Suntornsuk Leena, Pipitharome Ongart, Wilairat Prapin
Department of Pharmaceutical Chemistry, Faculty of Pharmacy, Mahidol University, 447 Sri-Ayudhaya Rd., Rajathevee, Bangkok 10400, Thailand.
J Pharm Biomed Anal. 2003 Oct 15;33(3):441-9. doi: 10.1016/s0731-7085(03)00288-7.
A micellar electrokinetic chromatography (MEKC) method was established for determination of paracetamol (PARA) and chlorpheniramine maleate (CPM) in cold tablets. Separation of both drugs, as well as other seven cold remedy ingredients, was achieved in 25.5 min using a sodium dihydrogenphosphate-sodium tetraborate buffer (10 mM, pH 9.0) containing sodium dodecyl sulfate (SDS) (50 mM) and acetonitrile (26% v/v). The effective capillary length of 50 cm, the separating voltage of 15 kV and the temperature of 30 degrees C was optimized. Detection was by a diode array detector at 214 nm. Method linearity was excellent (r(2)>0.999) over the concentration tested (10-250 microg/ml) with good precision and accuracy. Recoveries were good (>99%) with limits of detection of 0.4 and 0.5 microg/ml and limits of quantitation of 2 (%R.S.D.=3.1%) and 4 (%R.S.D.=2.4%) microg/ml, for PARA and CPM, respectively. The developed method was applied to the determination of ingredients in cold tablets and was found to be simple, rapid and efficient.
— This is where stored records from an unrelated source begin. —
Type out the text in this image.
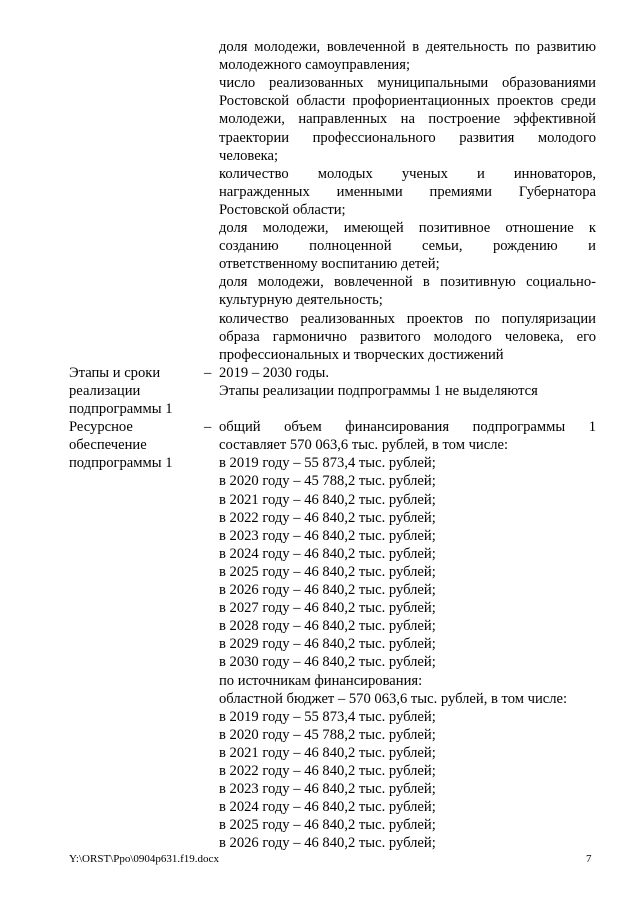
доля молодежи, вовлеченной в деятельность по развитию
молодежного самоуправления;
число реализованных муниципальными образованиями
Ростовской области профориентационных проектов среди
молодежи, направленных на построение эффективной
траектории профессионального развития молодого
человека;
количество молодых ученых и инноваторов,
награжденных именными премиями Губернатора
Ростовской области;
доля молодежи, имеющей позитивное отношение к
созданию полноценной семьи, рождению и
ответственному воспитанию детей;
доля молодежи, вовлеченной в позитивную социально-
культурную деятельность;
количество реализованных проектов по популяризации
образа гармонично развитого молодого человека, его
профессиональных и творческих достижений
Этапы и сроки
реализации
подпрограммы 1
– 2019 – 2030 годы.
Этапы реализации подпрограммы 1 не выделяются
Ресурсное
обеспечение
подпрограммы 1
– общий объем финансирования подпрограммы 1
составляет 570 063,6 тыс. рублей, в том числе:
в 2019 году – 55 873,4 тыс. рублей;
в 2020 году – 45 788,2 тыс. рублей;
в 2021 году – 46 840,2 тыс. рублей;
в 2022 году – 46 840,2 тыс. рублей;
в 2023 году – 46 840,2 тыс. рублей;
в 2024 году – 46 840,2 тыс. рублей;
в 2025 году – 46 840,2 тыс. рублей;
в 2026 году – 46 840,2 тыс. рублей;
в 2027 году – 46 840,2 тыс. рублей;
в 2028 году – 46 840,2 тыс. рублей;
в 2029 году – 46 840,2 тыс. рублей;
в 2030 году – 46 840,2 тыс. рублей;
по источникам финансирования:
областной бюджет – 570 063,6 тыс. рублей, в том числе:
в 2019 году – 55 873,4 тыс. рублей;
в 2020 году – 45 788,2 тыс. рублей;
в 2021 году – 46 840,2 тыс. рублей;
в 2022 году – 46 840,2 тыс. рублей;
в 2023 году – 46 840,2 тыс. рублей;
в 2024 году – 46 840,2 тыс. рублей;
в 2025 году – 46 840,2 тыс. рублей;
в 2026 году – 46 840,2 тыс. рублей;
Y:\ORST\Ppo\0904p631.f19.docx	7
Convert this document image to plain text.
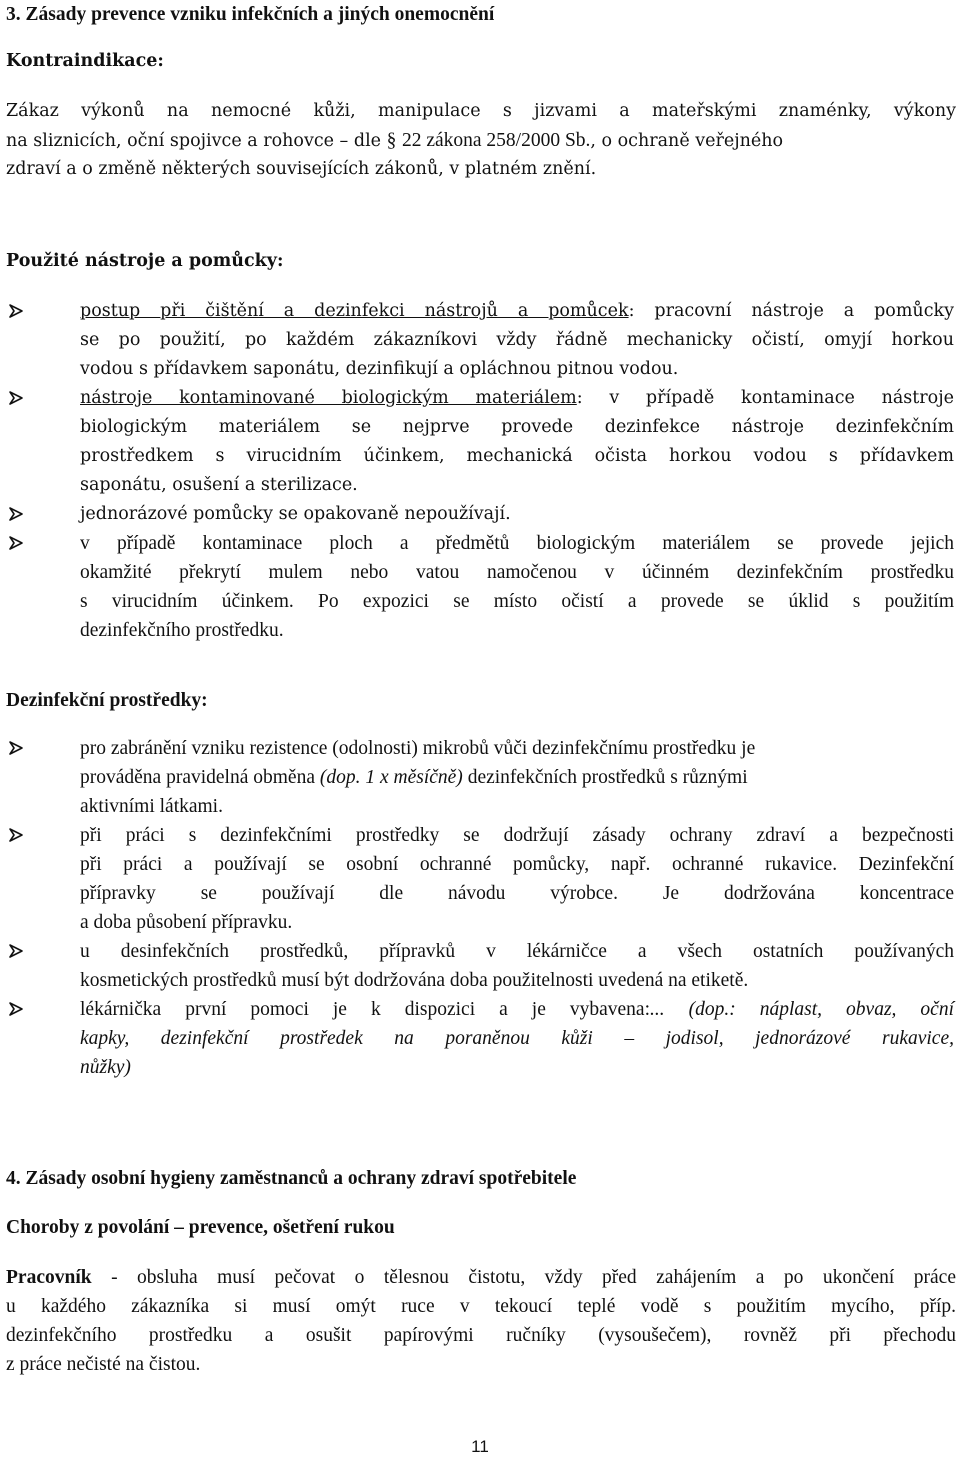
3. Zásady prevence vzniku infekčních a jiných onemocnění
Kontraindikace:
Zákaz výkonů na nemocné kůži, manipulace s jizvami a mateřskými znaménky, výkony
na sliznicích, oční spojivce a rohovce – dle § 22 zákona 258/2000 Sb., o ochraně veřejného
zdraví a o změně některých souvisejících zákonů, v platném znění.
Použité nástroje a pomůcky:
postup při čištění a dezinfekci nástrojů a pomůcek: pracovní nástroje a pomůcky
se po použití, po každém zákazníkovi vždy řádně mechanicky očistí, omyjí horkou
vodou s přídavkem saponátu, dezinfikují a opláchnou pitnou vodou.
nástroje kontaminované biologickým materiálem: v případě kontaminace nástroje
biologickým materiálem se nejprve provede dezinfekce nástroje dezinfekčním
prostředkem s virucidním účinkem, mechanická očista horkou vodou s přídavkem
saponátu, osušení a sterilizace.
jednorázové pomůcky se opakovaně nepoužívají.
v případě kontaminace ploch a předmětů biologickým materiálem se provede jejich
okamžité překrytí mulem nebo vatou namočenou v účinném dezinfekčním prostředku
s virucidním účinkem. Po expozici se místo očistí a provede se úklid s použitím
dezinfekčního prostředku.
Dezinfekční prostředky:
pro zabránění vzniku rezistence (odolnosti) mikrobů vůči dezinfekčnímu prostředku je
prováděna pravidelná obměna (dop. 1 x měsíčně) dezinfekčních prostředků s různými
aktivními látkami.
při práci s dezinfekčními prostředky se dodržují zásady ochrany zdraví a bezpečnosti
při práci a používají se osobní ochranné pomůcky, např. ochranné rukavice. Dezinfekční
přípravky se používají dle návodu výrobce. Je dodržována koncentrace
a doba působení přípravku.
u desinfekčních prostředků, přípravků v lékárničce a všech ostatních používaných
kosmetických prostředků musí být dodržována doba použitelnosti uvedená na etiketě.
lékárnička první pomoci je k dispozici a je vybavena:... (dop.: náplast, obvaz, oční
kapky, dezinfekční prostředek na poraněnou kůži – jodisol, jednorázové rukavice,
nůžky)
4. Zásady osobní hygieny zaměstnanců a ochrany zdraví spotřebitele
Choroby z povolání – prevence, ošetření rukou
Pracovník - obsluha musí pečovat o tělesnou čistotu, vždy před zahájením a po ukončení práce
u každého zákazníka si musí omýt ruce v tekoucí teplé vodě s použitím mycího, příp.
dezinfekčního prostředku a osušit papírovými ručníky (vysoušečem), rovněž při přechodu
z práce nečisté na čistou.
11
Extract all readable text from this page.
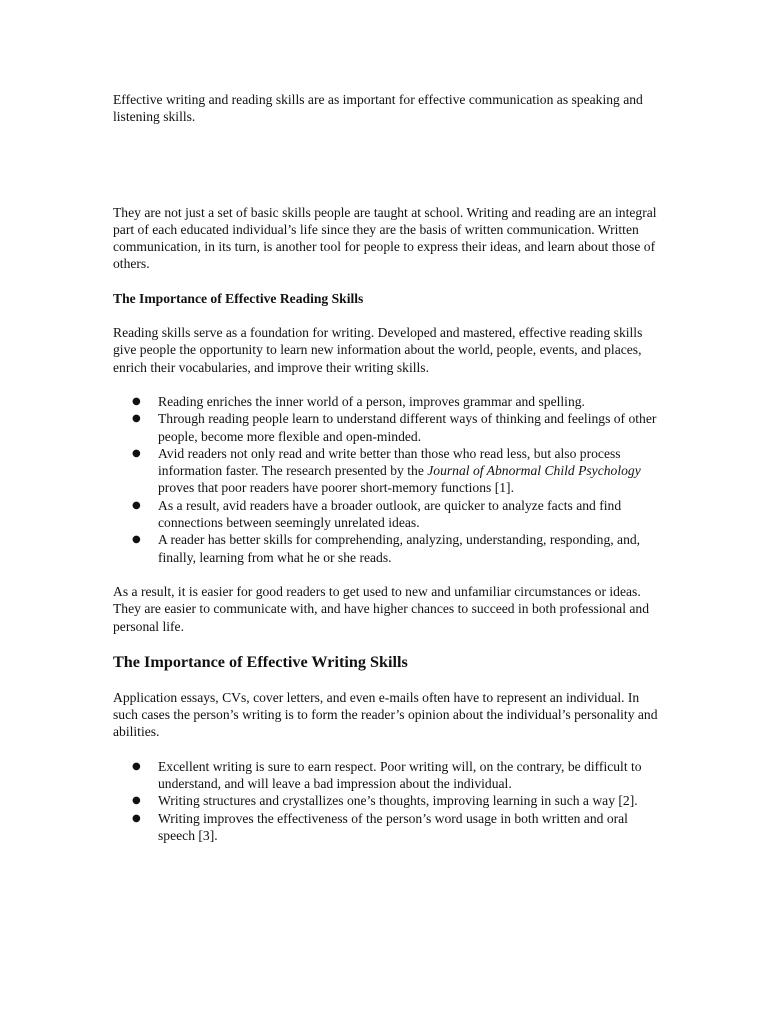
Effective writing and reading skills are as important for effective communication as speaking and listening skills.

They are not just a set of basic skills people are taught at school. Writing and reading are an integral part of each educated individual’s life since they are the basis of written communication. Written communication, in its turn, is another tool for people to express their ideas, and learn about those of others.

The Importance of Effective Reading Skills

Reading skills serve as a foundation for writing. Developed and mastered, effective reading skills give people the opportunity to learn new information about the world, people, events, and places, enrich their vocabularies, and improve their writing skills.

● Reading enriches the inner world of a person, improves grammar and spelling.
● Through reading people learn to understand different ways of thinking and feelings of other people, become more flexible and open-minded.
● Avid readers not only read and write better than those who read less, but also process information faster. The research presented by the Journal of Abnormal Child Psychology proves that poor readers have poorer short-memory functions [1].
● As a result, avid readers have a broader outlook, are quicker to analyze facts and find connections between seemingly unrelated ideas.
● A reader has better skills for comprehending, analyzing, understanding, responding, and, finally, learning from what he or she reads.

As a result, it is easier for good readers to get used to new and unfamiliar circumstances or ideas. They are easier to communicate with, and have higher chances to succeed in both professional and personal life.

The Importance of Effective Writing Skills

Application essays, CVs, cover letters, and even e-mails often have to represent an individual. In such cases the person’s writing is to form the reader’s opinion about the individual’s personality and abilities.

● Excellent writing is sure to earn respect. Poor writing will, on the contrary, be difficult to understand, and will leave a bad impression about the individual.
● Writing structures and crystallizes one’s thoughts, improving learning in such a way [2].
● Writing improves the effectiveness of the person’s word usage in both written and oral speech [3].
建立了胶束电动色谱法(MEKC)用于测定感冒片中的对乙酰氨基酚(PARA)和马来酸氯苯那敏(CPM)。使用含有十二烷基硫酸钠(SDS)(50 mM)和乙腈(26% v/v)的磷酸二氢钠-硼砂缓冲液(10 mM,pH 9.0),在25.5分钟内实现了两种药物以及其他七种感冒治疗成分的分离。优化了有效毛细管长度为50 cm、分离电压为15 kV和温度为30℃的条件。采用二极管阵列检测器在214 nm波长处进行检测。在所测试的浓度范围(10 - 250 μg/ml)内,方法线性良好(r²>0.999),精密度和准确度高。对乙酰氨基酚和马来酸氯苯那敏的回收率良好(>99%),检测限分别为0.4和0.5 μg/ml,定量限分别为2(相对标准偏差=3.1%)和4(相对标准偏差=2.4%)μg/ml。所建立的方法应用于感冒片中成分的测定,结果表明该方法简便、快速且高效。